Just know that mass hallucinations are EXTREMELY hard to explain as psychological factors when the subjects come from all backgrounds. You keep throwing out the word psychology like its an automatic answer to sleep paralysis, and I do see your way of thinking, but it is not that simple.

Do you know about Dr R. Strassman? He is a Harvard professor of psychology. He conducted the only clinical trials on a certain psychedelic substance. He found that almost all his patients experienced similar things and were convinced of their realness. It went against every other psychedelic drug he had known of and involved the experiencing of apparently conscious entities playing with the human. He tried his hardest to explain it in terms of psychology, chemical reaction, archetypes and so forth. He really did try. In the end, Strassman commits the ultimate psychologists sin and claims these entities are real and the psychedelic compound allowed us humans to interact with them in a way we don't fully understand yet.

He knew/realised that stretching all his theories of psychology and making further assumptions upon assumptions eventually was worse than the perceived counter-position of accepting these entities to be real. It is a possibility.

I understand your perceived logic. But your logic depends on:

1 - all encounters involve falling asleep or waking up
2 - all encounters involve complete paralysis
3 - all encounters involve being pinned down or physically touched/attacked

Those 3 assumptions are simply not true. So could you please extend your hypothesis to include those scenarios as well, otherwise your logic is wrong. I am completely open to it being a complete effect of brain chemistry (and in fact this is my PREFERRED answer rather than the supernatural) so please link all the different scenarios in a concise manner that can be used to explain the full range of experience - rather than focusing on this one scenario of falling asleep half way, being paralysed and still conscious, feeling fear and ultimately associating it with an entity pinning you down.

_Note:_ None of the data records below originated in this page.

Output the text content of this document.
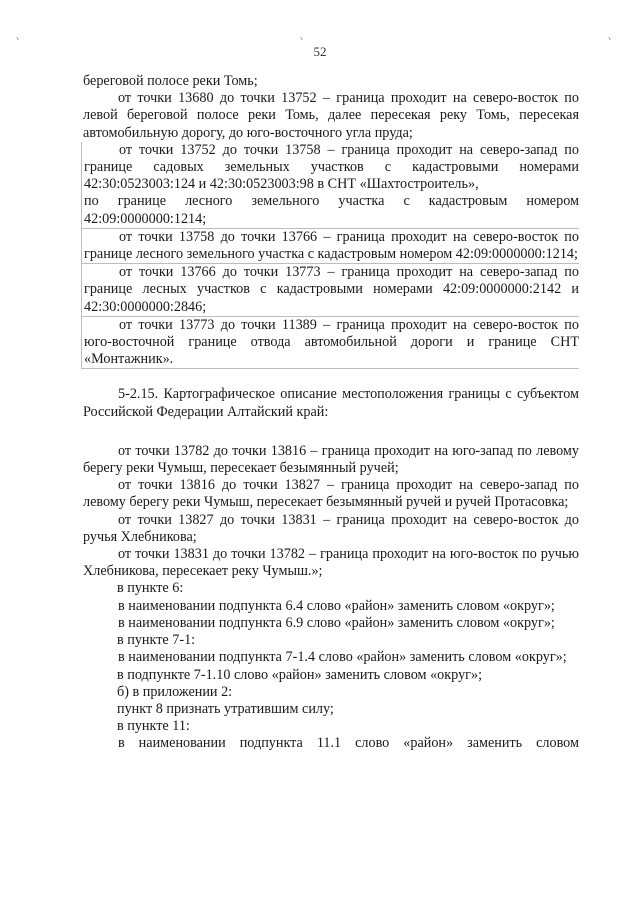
52

береговой полосе реки Томь;

от точки 13680 до точки 13752 – граница проходит на северо-восток по левой береговой полосе реки Томь, далее пересекая реку Томь, пересекая автомобильную дорогу, до юго-восточного угла пруда;

от точки 13752 до точки 13758 – граница проходит на северо-запад по границе садовых земельных участков с кадастровыми номерами 42:30:0523003:124 и 42:30:0523003:98 в СНТ «Шахтостроитель»,

по границе лесного земельного участка с кадастровым номером 42:09:0000000:1214;

от точки 13758 до точки 13766 – граница проходит на северо-восток по границе лесного земельного участка с кадастровым номером 42:09:0000000:1214;

от точки 13766 до точки 13773 – граница проходит на северо-запад по границе лесных участков с кадастровыми номерами 42:09:0000000:2142 и 42:30:0000000:2846;

от точки 13773 до точки 11389 – граница проходит на северо-восток по юго-восточной границе отвода автомобильной дороги и границе СНТ «Монтажник».

5-2.15. Картографическое описание местоположения границы с субъектом Российской Федерации Алтайский край:

от точки 13782 до точки 13816 – граница проходит на юго-запад по левому берегу реки Чумыш, пересекает безымянный ручей;

от точки 13816 до точки 13827 – граница проходит на северо-запад по левому берегу реки Чумыш, пересекает безымянный ручей и ручей Протасовка;

от точки 13827 до точки 13831 – граница проходит на северо-восток до ручья Хлебникова;

от точки 13831 до точки 13782 – граница проходит на юго-восток по ручью Хлебникова, пересекает реку Чумыш.»;

в пункте 6:

в наименовании подпункта 6.4 слово «район» заменить словом «округ»;

в наименовании подпункта 6.9 слово «район» заменить словом «округ»;

в пункте 7-1:

в наименовании подпункта 7-1.4 слово «район» заменить словом «округ»;

в подпункте 7-1.10 слово «район» заменить словом «округ»;

б) в приложении 2:

пункт 8 признать утратившим силу;

в пункте 11:

в наименовании подпункта 11.1 слово «район» заменить словом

Until you do that, you have not devised a logical explanation worthy enough of discrediting any other explanation.

edit on 9-3-2014 by DazDaKing because: (no reason given)

posted on Mar, 9 2014 @ 10:03 AM
reply to post by Kandinsky

I agree, If the person is religious their mind will use demons etc and If not it may be Aliens ect, it is the mind trying to make sense of it all.
It is not real demons or aliens no matter how many you tube vids Bo has on the subject.

posted on Mar, 9 2014 @ 10:12 AM
Even if you do not think it is "real" it is very real to those who experience them

Ive found that the most traumatic spiritual attacks are often accompanyed by a trick, in which you think youve woken up.

Ive had an old hag in a cottage in France suffocate me whilst demanding I pay her rent, only to then wake up and see my friend drop dead! Only to awake again and find it wasnt real. The terror is real indeed.

I also one time whilst alone in an apartment in Hong Kong heard two children a boy and a girl talking in Chinese as I slept, I mentally told them to shut up, big mistake. The air con went nuts and my sheets flew everywhere whilst the bed banged up and down "exorcist" style. I then "woke up" to find that all my things had been stolen...then woke again.

I burn insence/sage and have images of the Buddha and Christ at the end of my bed. So far in this place Ive been lucky.